Sous le débordement de l’invention romantique, les principales directions du genre vont subsister : le roman individualiste va se charger de lyrisme ; le roman analytique et objectif se maintiendra cependant, et le roman de mœurs se réveillera. Mais à la première heure, une nouvelle forme du roman s’épanouira, qui semblera devoir éclipser ou étouffer toutes les autres : c’est le roman historique.

1. Roman historique : V. Hugo.

Le roman historique n’avait jamais été tenté chez nous : je ne puis appeler de ce nom les contrefaçons de l’histoire, les simples falsifications de faits que l’on avait parfois essayées815. Avec les romantiques, l’intérêt passe des faits aux mœurs, à la couleur : de récit apocryphe le roman historique devient ou prétend devenir peinture exacte, évocation : c’est l’éveil du sens historique.
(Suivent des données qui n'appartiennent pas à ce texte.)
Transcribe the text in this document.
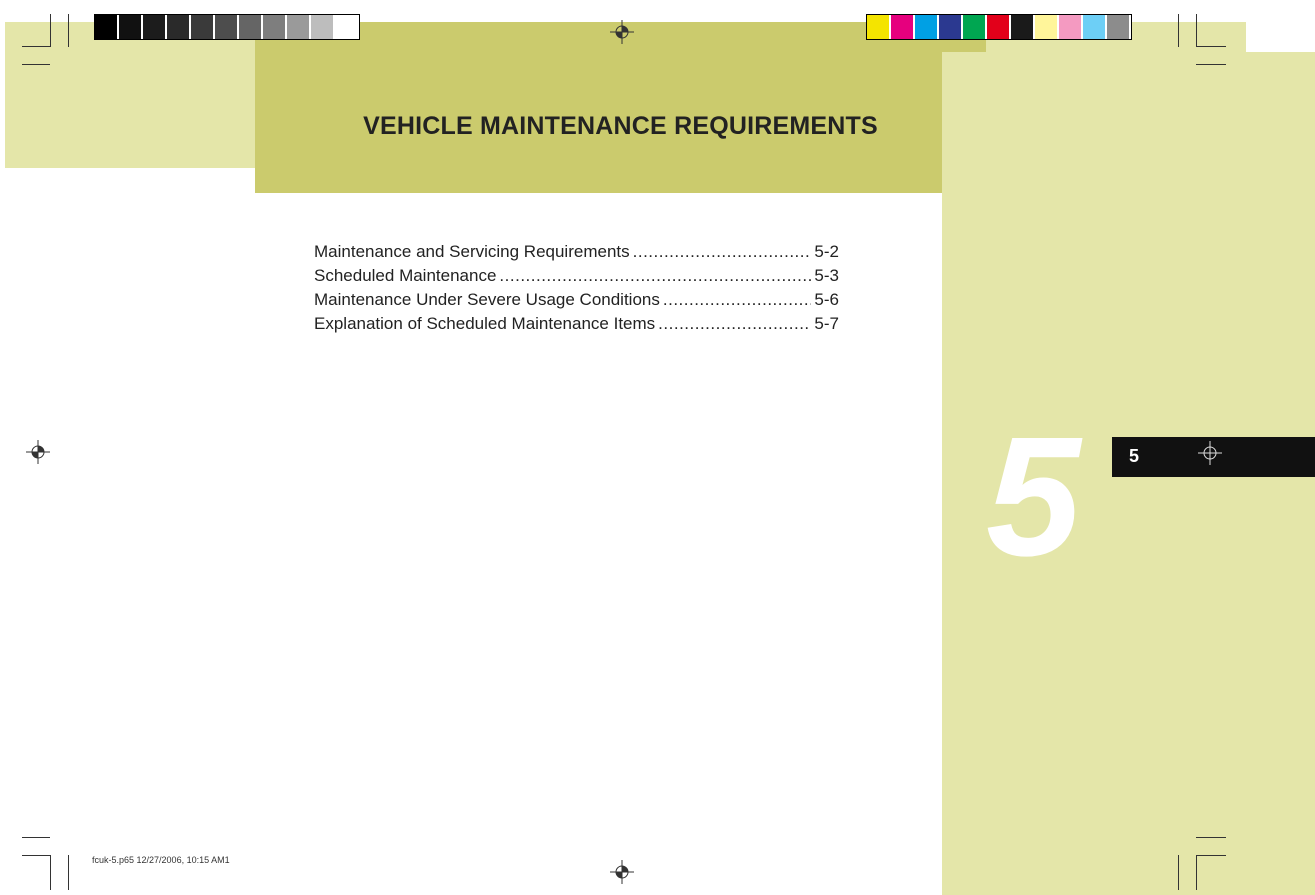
VEHICLE MAINTENANCE REQUIREMENTS
Maintenance and Servicing Requirements .....	5-2
Scheduled Maintenance .....	5-3
Maintenance Under Severe Usage Conditions .....	5-6
Explanation of Scheduled Maintenance Items .....	5-7
5	5
fcuk-5.p65 12/27/2006, 10:15 AM1
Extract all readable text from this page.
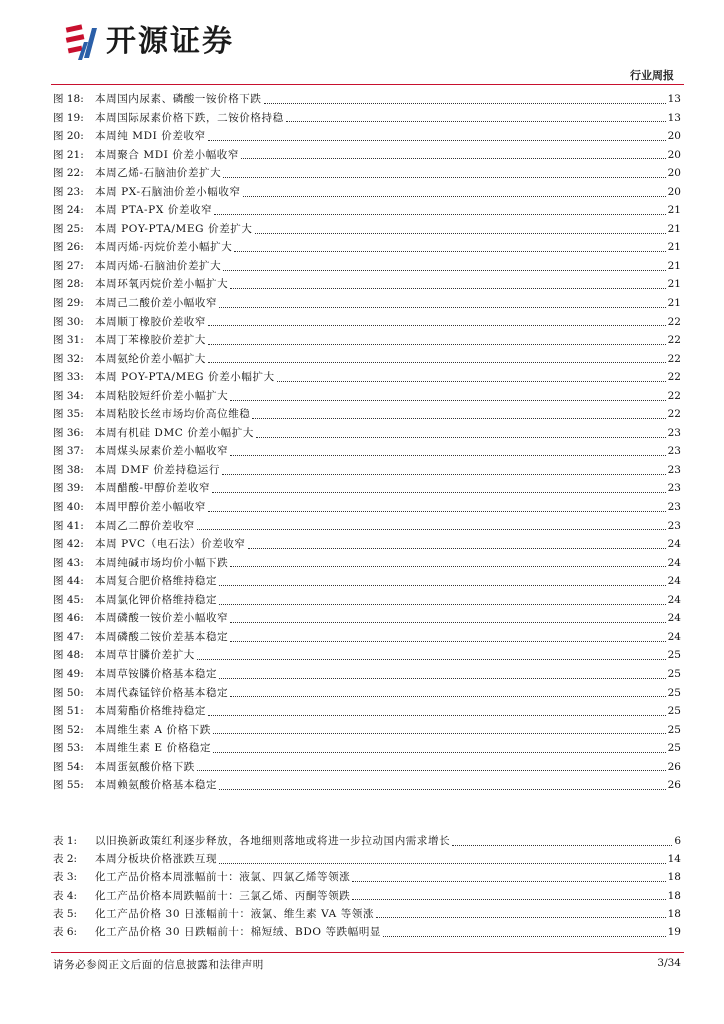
开源证券
行业周报
图 18:	本周国内尿素、磷酸一铵价格下跌	13
图 19:	本周国际尿素价格下跌，二铵价格持稳	13
图 20:	本周纯 MDI 价差收窄	20
图 21:	本周聚合 MDI 价差小幅收窄	20
图 22:	本周乙烯-石脑油价差扩大	20
图 23:	本周 PX-石脑油价差小幅收窄	20
图 24:	本周 PTA-PX 价差收窄	21
图 25:	本周 POY-PTA/MEG 价差扩大	21
图 26:	本周丙烯-丙烷价差小幅扩大	21
图 27:	本周丙烯-石脑油价差扩大	21
图 28:	本周环氧丙烷价差小幅扩大	21
图 29:	本周己二酸价差小幅收窄	21
图 30:	本周顺丁橡胶价差收窄	22
图 31:	本周丁苯橡胶价差扩大	22
图 32:	本周氨纶价差小幅扩大	22
图 33:	本周 POY-PTA/MEG 价差小幅扩大	22
图 34:	本周粘胶短纤价差小幅扩大	22
图 35:	本周粘胶长丝市场均价高位维稳	22
图 36:	本周有机硅 DMC 价差小幅扩大	23
图 37:	本周煤头尿素价差小幅收窄	23
图 38:	本周 DMF 价差持稳运行	23
图 39:	本周醋酸-甲醇价差收窄	23
图 40:	本周甲醇价差小幅收窄	23
图 41:	本周乙二醇价差收窄	23
图 42:	本周 PVC（电石法）价差收窄	24
图 43:	本周纯碱市场均价小幅下跌	24
图 44:	本周复合肥价格维持稳定	24
图 45:	本周氯化钾价格维持稳定	24
图 46:	本周磷酸一铵价差小幅收窄	24
图 47:	本周磷酸二铵价差基本稳定	24
图 48:	本周草甘膦价差扩大	25
图 49:	本周草铵膦价格基本稳定	25
图 50:	本周代森锰锌价格基本稳定	25
图 51:	本周菊酯价格维持稳定	25
图 52:	本周维生素 A 价格下跌	25
图 53:	本周维生素 E 价格稳定	25
图 54:	本周蛋氨酸价格下跌	26
图 55:	本周赖氨酸价格基本稳定	26
表 1:	以旧换新政策红利逐步释放，各地细则落地或将进一步拉动国内需求增长	6
表 2:	本周分板块价格涨跌互现	14
表 3:	化工产品价格本周涨幅前十：液氯、四氯乙烯等领涨	18
表 4:	化工产品价格本周跌幅前十：三氯乙烯、丙酮等领跌	18
表 5:	化工产品价格 30 日涨幅前十：液氯、维生素 VA 等领涨	18
表 6:	化工产品价格 30 日跌幅前十：棉短绒、BDO 等跌幅明显	19
请务必参阅正文后面的信息披露和法律声明	3/34
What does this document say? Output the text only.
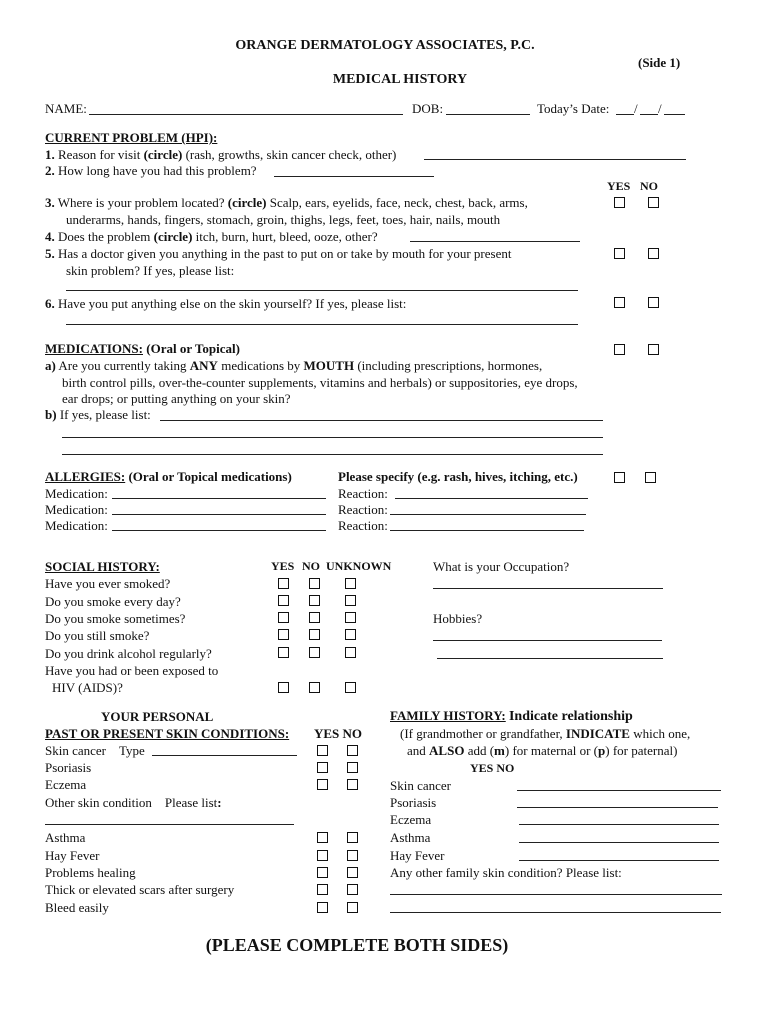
ORANGE DERMATOLOGY ASSOCIATES, P.C.
(Side 1)
MEDICAL HISTORY
NAME:	DOB:	Today’s Date: / /
CURRENT PROBLEM (HPI):
1. Reason for visit (circle) (rash, growths, skin cancer check, other)
2. How long have you had this problem?
YES NO
3. Where is your problem located? (circle) Scalp, ears, eyelids, face, neck, chest, back, arms,
underarms, hands, fingers, stomach, groin, thighs, legs, feet, toes, hair, nails, mouth
4. Does the problem (circle) itch, burn, hurt, bleed, ooze, other?
5. Has a doctor given you anything in the past to put on or take by mouth for your present
skin problem? If yes, please list:
6. Have you put anything else on the skin yourself? If yes, please list:
MEDICATIONS: (Oral or Topical)
a) Are you currently taking ANY medications by MOUTH (including prescriptions, hormones,
birth control pills, over-the-counter supplements, vitamins and herbals) or suppositories, eye drops,
ear drops; or putting anything on your skin?
b) If yes, please list:
ALLERGIES: (Oral or Topical medications)	Please specify (e.g. rash, hives, itching, etc.)
Medication:	Reaction:
Medication:	Reaction:
Medication:	Reaction:
SOCIAL HISTORY:	YES NO UNKNOWN	What is your Occupation?
Hobbies?
Have you ever smoked?
Do you smoke every day?
Do you smoke sometimes?
Do you still smoke?
Do you drink alcohol regularly?
Have you had or been exposed to
HIV (AIDS)?
YOUR PERSONAL
PAST OR PRESENT SKIN CONDITIONS: YES NO
Skin cancer Type
Psoriasis
Eczema
Other skin condition Please list:
Asthma
Hay Fever
Problems healing
Thick or elevated scars after surgery
Bleed easily
FAMILY HISTORY: Indicate relationship
(If grandmother or grandfather, INDICATE which one,
and ALSO add (m) for maternal or (p) for paternal)
YES NO
Skin cancer
Psoriasis
Eczema
Asthma
Hay Fever
Any other family skin condition? Please list:
(PLEASE COMPLETE BOTH SIDES)
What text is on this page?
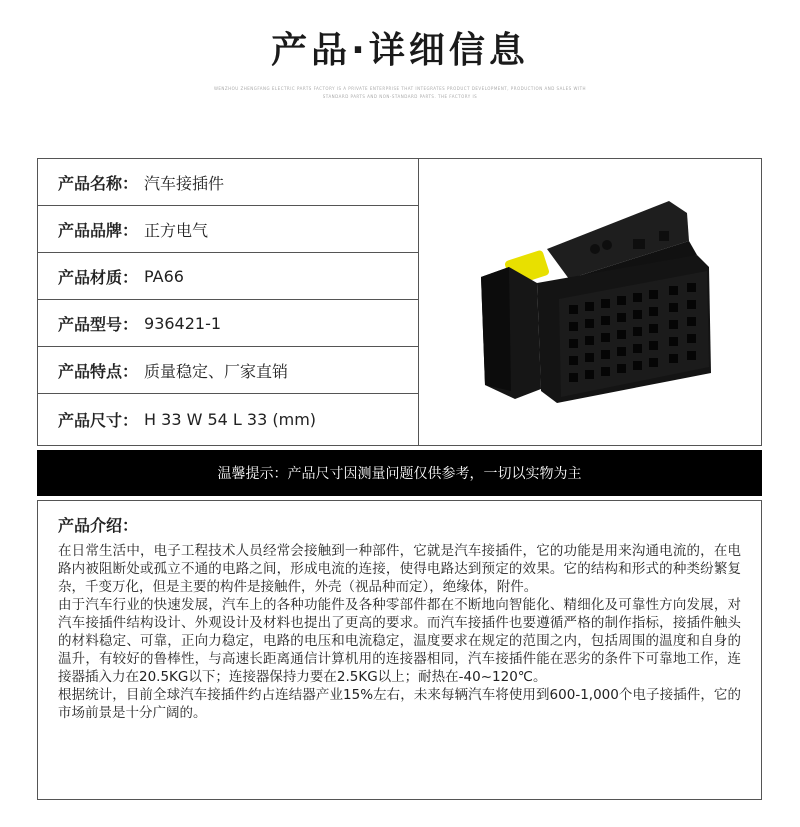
产品·详细信息
WENZHOU ZHENGFANG ELECTRIC PARTS FACTORY IS A PRIVATE ENTERPRISE THAT INTEGRATES PRODUCT DEVELOPMENT, PRODUCTION AND SALES WITH
STANDARD PARTS AND NON-STANDARD PARTS. THE FACTORY IS
产品名称： 汽车接插件
产品品牌： 正方电气
产品材质： PA66
产品型号： 936421-1
产品特点： 质量稳定、厂家直销
产品尺寸： H 33 W 54 L 33 (mm)
温馨提示：产品尺寸因测量问题仅供参考，一切以实物为主
产品介绍：

在日常生活中，电子工程技术人员经常会接触到一种部件，它就是汽车接插件，它的功能是用来沟通电流的，在电路内被阻断处或孤立不通的电路之间，形成电流的连接，使得电路达到预定的效果。它的结构和形式的种类纷繁复杂，千变万化，但是主要的构件是接触件，外壳（视品种而定），绝缘体，附件。

由于汽车行业的快速发展，汽车上的各种功能件及各种零部件都在不断地向智能化、精细化及可靠性方向发展，对汽车接插件结构设计、外观设计及材料也提出了更高的要求。而汽车接插件也要遵循严格的制作指标，接插件触头的材料稳定、可靠，正向力稳定，电路的电压和电流稳定，温度要求在规定的范围之内，包括周围的温度和自身的温升，有较好的鲁棒性，与高速长距离通信计算机用的连接器相同，汽车接插件能在恶劣的条件下可靠地工作，连接器插入力在20.5KG以下；连接器保持力要在2.5KG以上；耐热在-40~120℃。

根据统计，目前全球汽车接插件约占连结器产业15%左右，未来每辆汽车将使用到600-1,000个电子接插件，它的市场前景是十分广阔的。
Les restitutions de mœurs lointaines et de civilisations disparues faisaient souvent éclater l’étroitesse de la forme dramatique : nos romantiques se trouvèrent plus à l’aise dans la forme indéterminée du roman, qui se resserrait ou s’étendait selon la matière ou la fantaisie. Ils furent d’autant plus ardents à se porter vers ce genre que W. Scott venait de lui donner en Angleterre un incomparable éclat.

Les romans historiques pullulèrent, plus fantastiques souvent qu’historiques, et mêlant les plus excentriques aventures au plus criard bariolage de couleur locale : ce ne sont souvent que de noirs ou extravagants mélodrames, mis en forme narrative. Ilan d’Islande (1823) est le modèle du genre, où l’on peut classer aussi quelques-unes des œuvres de jeunesse de Balzac.

Mais entre les mains de quelques grands artistes, le genre s’éleva et des œuvres puissantes naquirent. Cinq-Murs (1826) a bien vieilli, et poussé au mélodrame : les caractères historiques, dont les originaux sont trop voisins et trop connus, sont d’une fausseté choquante ; les intentions sentimentales et philosophiques jurent avec la date et le costume du sujet ; les inventions pathétiques sont outrées et grimaçantes ; le style est trop appliqué et ronflant, de qualité médiocre au fond sous l’éclat travaillé des images. C’est l’œuvre la plus manquée d’Alfred de Vigny.

La Chronique de Charles IX (1829), d’une facture sobre et serrée, a gardé une couleur plus fraîche : c’est d’un homme qui a le sens de l’archéologie, qui sait la valeur et l’emploi du petit fait unique, documentaire, apte à représenter toute une série. Mais nous retrouverons ailleurs Mérimée.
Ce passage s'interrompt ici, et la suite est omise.